233 Stiere aufgeführt

In 25 Abteilungen wurden 233 Stiere beurteilt und alle erhielten die Herdebuch-Prämierung. Im Vorjahr wurden 203 Stiere aufgeführt. Gemäss Oberpreisrichter Stefan Hodel soll der sehr guten Qualität auch weiter Beachtung geschenkt werden. Speziell die Altstiere beim Original Braunvieh wiesen dieses Jahr eine erfreuliche Bemuskelung auf.
An beiden Markttagen wurden insgesamt 35 (Vorjahr 46) Stiere oder knapp 15% (Vorjahr 23%) für durchschnittlich 2679 Franken (Vorjahr 2716 Franken) verkauft. Der Höchstpreis betrug dabei 4000 Franken.

Mit Spannung verfolgten viele den Auktionsverlauf, der für die kommende Handelssaison jeweils wegweisend ist. Auch dieses Jahr zeigte: In Zug bewegt sich das Qualitätsniveau der angebotenen Rinder und Kühe auf einem hohen Niveau.

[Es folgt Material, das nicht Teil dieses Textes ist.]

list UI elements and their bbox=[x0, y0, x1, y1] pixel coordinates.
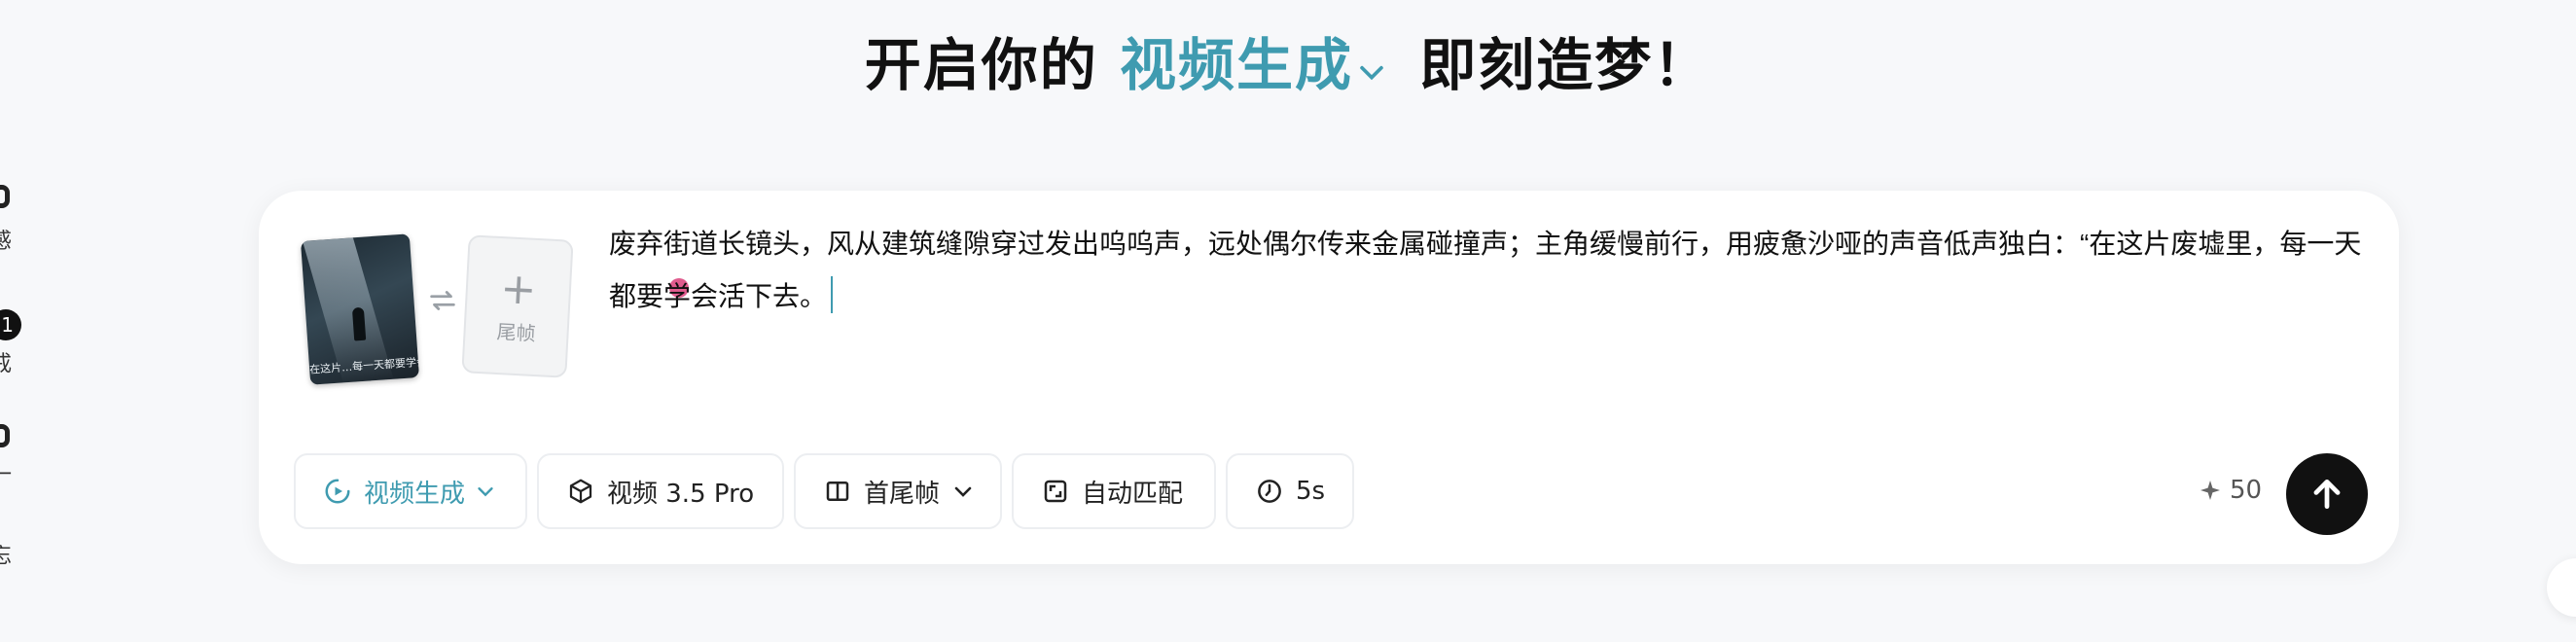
arrow-up-icon bbox=[2313, 479, 2341, 510]
prompt-composer: 在这片…每一天都要学会 + 尾帧 废弃街道长镜头，风从建筑缝隙穿过发出呜呜声，远… bbox=[259, 191, 2399, 564]
sidebar-item-label: 戒 bbox=[0, 352, 13, 376]
mode-switcher[interactable]: 视频生成 bbox=[1120, 32, 1398, 98]
mode-dropdown[interactable]: 视频生成 bbox=[294, 453, 527, 529]
prompt-input[interactable]: 废弃街道长镜头，风从建筑缝隙穿过发出呜呜声，远处偶尔传来金属碰撞声；主角缓慢前行… bbox=[609, 218, 2370, 323]
sparkle-icon bbox=[2200, 481, 2220, 500]
end-frame-upload[interactable]: + 尾帧 bbox=[461, 234, 574, 378]
text-caret bbox=[831, 276, 834, 313]
credits-cost: 50 bbox=[2199, 471, 2262, 510]
mode-dropdown-label: 视频生成 bbox=[364, 479, 466, 509]
duration-selector[interactable]: 5s bbox=[1226, 453, 1354, 529]
aspect-ratio-label: 自动匹配 bbox=[1082, 479, 1184, 509]
prompt-text: 废弃街道长镜头，风从建筑缝隙穿过发出呜呜声，远处偶尔传来金属碰撞声；主角缓慢前行… bbox=[609, 229, 2362, 311]
end-frame-label: 尾帧 bbox=[495, 319, 537, 345]
sidebar-item-label: 感 bbox=[0, 230, 13, 254]
mode-switcher-label: 视频生成 bbox=[1119, 32, 1353, 98]
floating-action-button[interactable] bbox=[2547, 558, 2576, 617]
clock-icon bbox=[1258, 480, 1281, 503]
headline-prefix: 开启你的 bbox=[864, 32, 1098, 98]
frame-mode-dropdown[interactable]: 首尾帧 bbox=[794, 453, 1002, 529]
thumbnail-figure bbox=[351, 306, 367, 341]
model-selector[interactable]: 视频 3.5 Pro bbox=[537, 453, 784, 529]
sidebar-item-label: 忘 bbox=[0, 545, 13, 569]
page-headline: 开启你的 视频生成 即刻造梦！ bbox=[0, 21, 2576, 109]
chevron-down-icon bbox=[954, 486, 972, 497]
notification-badge: 1 bbox=[0, 309, 21, 340]
send-button[interactable] bbox=[2286, 453, 2368, 535]
model-selector-label: 视频 3.5 Pro bbox=[607, 479, 755, 509]
swap-arrows-icon[interactable] bbox=[426, 284, 459, 317]
first-frame-thumbnail[interactable]: 在这片…每一天都要学会 bbox=[300, 233, 420, 385]
cube-icon bbox=[569, 479, 592, 504]
video-play-icon bbox=[325, 479, 350, 504]
duration-label: 5s bbox=[1296, 477, 1326, 506]
frame-icon bbox=[826, 482, 849, 501]
sidebar-item-label: 一 bbox=[0, 463, 13, 487]
aspect-ratio-selector[interactable]: 自动匹配 bbox=[1012, 453, 1216, 529]
credits-value: 50 bbox=[2230, 476, 2263, 505]
chevron-down-icon bbox=[1360, 65, 1383, 81]
box-icon bbox=[0, 185, 10, 208]
aspect-ratio-icon bbox=[1044, 480, 1067, 503]
box-icon bbox=[0, 424, 10, 447]
frame-mode-label: 首尾帧 bbox=[864, 479, 941, 509]
headline-suffix: 即刻造梦！ bbox=[1419, 32, 1712, 98]
plus-icon: + bbox=[499, 264, 538, 315]
chevron-down-icon bbox=[478, 487, 493, 497]
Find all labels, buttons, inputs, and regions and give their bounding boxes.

Alle 46 angebotenen Tiere vom Jungtier über Rinder bis zu frisch gekalbten Kühen fanden einen Käufer. Der Durchschnittspreis betrug 3790 Franken (Vorjahr 3800 Franken). Die Jubiläumsversteigerung (seit 25 Jahren mit Auktionator Bruno Furrer) brachte ein rechtes Ergebnis und lässt auf eine interessante Saison hoffen. Den Höchstpreis erzielte die gekalbte Jongleur-Tochter Jane von Leo Zurfluh, Attinghausen, mit 7800 Franken. Der harmonische Rahmen, das ideal gelagerte Becken aber auch das feste Euter stachen bei Jane heraus.